同時にニケが正面から迎え撃ち、ゼロスは左側方に回り込む。
俺はニケの右後ろに陣取って、槍を構えた。
「ガウッ!」
「ていっ!」
突っこんできたワーウルフに、ニケがナタを振るうも、敵は軽やかにバックステップでかわした。

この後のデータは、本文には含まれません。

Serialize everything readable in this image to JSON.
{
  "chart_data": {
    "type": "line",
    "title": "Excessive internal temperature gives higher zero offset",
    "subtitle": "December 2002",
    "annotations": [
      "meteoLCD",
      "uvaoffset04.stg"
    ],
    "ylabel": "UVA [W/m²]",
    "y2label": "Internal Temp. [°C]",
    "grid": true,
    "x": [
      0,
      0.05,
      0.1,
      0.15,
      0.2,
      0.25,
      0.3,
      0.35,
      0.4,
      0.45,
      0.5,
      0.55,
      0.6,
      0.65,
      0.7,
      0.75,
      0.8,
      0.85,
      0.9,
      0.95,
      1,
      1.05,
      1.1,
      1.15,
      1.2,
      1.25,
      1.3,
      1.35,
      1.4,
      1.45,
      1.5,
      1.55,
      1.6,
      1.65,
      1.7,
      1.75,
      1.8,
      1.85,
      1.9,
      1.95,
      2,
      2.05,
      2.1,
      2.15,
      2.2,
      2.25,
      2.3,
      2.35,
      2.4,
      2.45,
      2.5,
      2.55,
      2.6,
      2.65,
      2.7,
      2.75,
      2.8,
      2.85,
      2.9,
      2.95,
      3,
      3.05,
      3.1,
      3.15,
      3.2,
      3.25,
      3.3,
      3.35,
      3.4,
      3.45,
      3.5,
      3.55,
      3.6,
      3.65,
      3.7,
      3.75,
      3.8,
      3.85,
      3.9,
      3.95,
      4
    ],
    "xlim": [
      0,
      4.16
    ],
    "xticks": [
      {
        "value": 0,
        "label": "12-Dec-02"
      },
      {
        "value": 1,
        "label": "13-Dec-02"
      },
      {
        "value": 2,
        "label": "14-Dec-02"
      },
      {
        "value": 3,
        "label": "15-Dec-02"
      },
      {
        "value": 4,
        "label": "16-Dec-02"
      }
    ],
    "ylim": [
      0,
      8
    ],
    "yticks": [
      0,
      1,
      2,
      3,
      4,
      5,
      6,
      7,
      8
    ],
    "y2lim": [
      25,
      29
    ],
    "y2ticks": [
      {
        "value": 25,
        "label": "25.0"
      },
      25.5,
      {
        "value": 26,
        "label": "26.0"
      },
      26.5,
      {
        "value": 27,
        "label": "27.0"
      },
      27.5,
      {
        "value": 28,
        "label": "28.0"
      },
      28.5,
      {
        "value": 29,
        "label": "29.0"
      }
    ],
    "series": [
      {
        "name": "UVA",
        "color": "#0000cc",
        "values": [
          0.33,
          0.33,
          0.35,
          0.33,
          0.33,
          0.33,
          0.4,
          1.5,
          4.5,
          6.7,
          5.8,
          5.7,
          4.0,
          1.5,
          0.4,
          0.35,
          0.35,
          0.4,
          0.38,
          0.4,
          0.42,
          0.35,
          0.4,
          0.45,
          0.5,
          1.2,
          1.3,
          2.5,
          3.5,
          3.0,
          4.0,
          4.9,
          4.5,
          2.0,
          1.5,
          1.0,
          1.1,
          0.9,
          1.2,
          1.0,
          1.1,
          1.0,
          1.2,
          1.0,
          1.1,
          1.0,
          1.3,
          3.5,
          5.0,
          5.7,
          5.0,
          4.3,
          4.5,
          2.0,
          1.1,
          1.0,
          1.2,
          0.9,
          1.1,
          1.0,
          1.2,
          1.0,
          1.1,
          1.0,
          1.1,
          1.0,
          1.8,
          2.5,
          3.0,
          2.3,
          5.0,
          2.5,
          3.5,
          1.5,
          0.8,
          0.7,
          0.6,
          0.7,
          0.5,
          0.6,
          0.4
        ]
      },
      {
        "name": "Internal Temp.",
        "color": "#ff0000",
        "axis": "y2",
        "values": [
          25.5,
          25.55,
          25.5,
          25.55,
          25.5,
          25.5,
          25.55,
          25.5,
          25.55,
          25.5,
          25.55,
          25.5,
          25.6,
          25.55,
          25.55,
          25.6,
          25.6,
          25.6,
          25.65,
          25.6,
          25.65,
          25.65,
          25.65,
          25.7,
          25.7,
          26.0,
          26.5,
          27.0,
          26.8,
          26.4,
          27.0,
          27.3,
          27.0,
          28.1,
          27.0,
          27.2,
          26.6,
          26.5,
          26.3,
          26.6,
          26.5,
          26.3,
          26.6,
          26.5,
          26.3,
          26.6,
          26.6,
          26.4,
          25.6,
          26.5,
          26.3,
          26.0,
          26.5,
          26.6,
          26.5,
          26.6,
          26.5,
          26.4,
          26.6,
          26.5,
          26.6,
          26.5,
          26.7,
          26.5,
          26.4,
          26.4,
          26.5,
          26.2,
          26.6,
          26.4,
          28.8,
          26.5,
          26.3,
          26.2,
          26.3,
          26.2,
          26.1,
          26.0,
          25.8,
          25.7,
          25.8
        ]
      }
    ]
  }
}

そのため前のめりになったニケを、ワーウルフが爪に掛けようとする。
しかしそこをすかさず俺が槍で牽制し、ニケへの攻撃を防ごうとした。
おかげでニケは無事だったものの、今度は俺が敵の標的になってしまう。
「ウガ~!」
「うわっ」
俺に殴りかかってきた爪を、かろうじてバックラーで防いだ。
しかしとっさの攻撃に、俺がバランスを崩してしまう。
「クエッ!」
「ウガッ」
敵の爪にやられる、と思ったところへ、ゼロスが頭突きで妨害に入る。
もちろんワーウルフはなんの傷も負っていないが、敵はわずかにひるんだ。
その隙を逃さず、ニケがワーウルフに斬りつける。
「たあっ!」
「グアアッ……ガルルル」
「タケしゃま、きずつける、ゆるさないでしゅ」
「クアァ」
痛手を負ったワーウルフが後退し、憎しみの目を向けてくる。
それに対して、ニケも真っ向からナタを突きつけ、殺気をぶつけていた。
ついでにゼロスも小さいなりに、敵意を放っている。
その後は俺とゼロスが敵を牽制しながら、ニケが敵に致命傷を与える形になった。
小さなニケが中心になっているのは、傍から見れば奇妙な光景だろう。
しかし彼女が俺よりもすばやく、力が強いのも事実だ。
やがて傷だらけになったワーウルフの首筋に、ニケのナタが食い込んだ。
「グアア、ガアッ……グウウ……」
「ハア、ハア……やっと、死んだ?」
「しんだ、でしゅ」
「クエ~♪」
敵が崩れ落ちるのを見て、ようやく倒したことを実感する。
さすがは3層の魔物だけあって、破格の強さだ。
しかしたったの2人で倒せたのだから、俺たちは誇ってもいいと思う。
「うわ、おおきなませき、でしゅ」
「おお、本当だな。これは高く売れそうだ」
「クエ~」
ワーウルフの胸からほじくり出した魔石は、コボルドよりふた回りは大きなものだった。
これだけでも、いかにワーウルフが強いか分かる。
その後も休憩を挟みつつ、ワーウルフを4匹狩ってから、地上へ戻った。
ワーウルフの魔石は1個で銀貨2枚なので、今日も稼ぎは銀貨10枚を超える。
3層の敵は手強いが、なんとかなりそうだ。
そんな手応えを感じた日だった。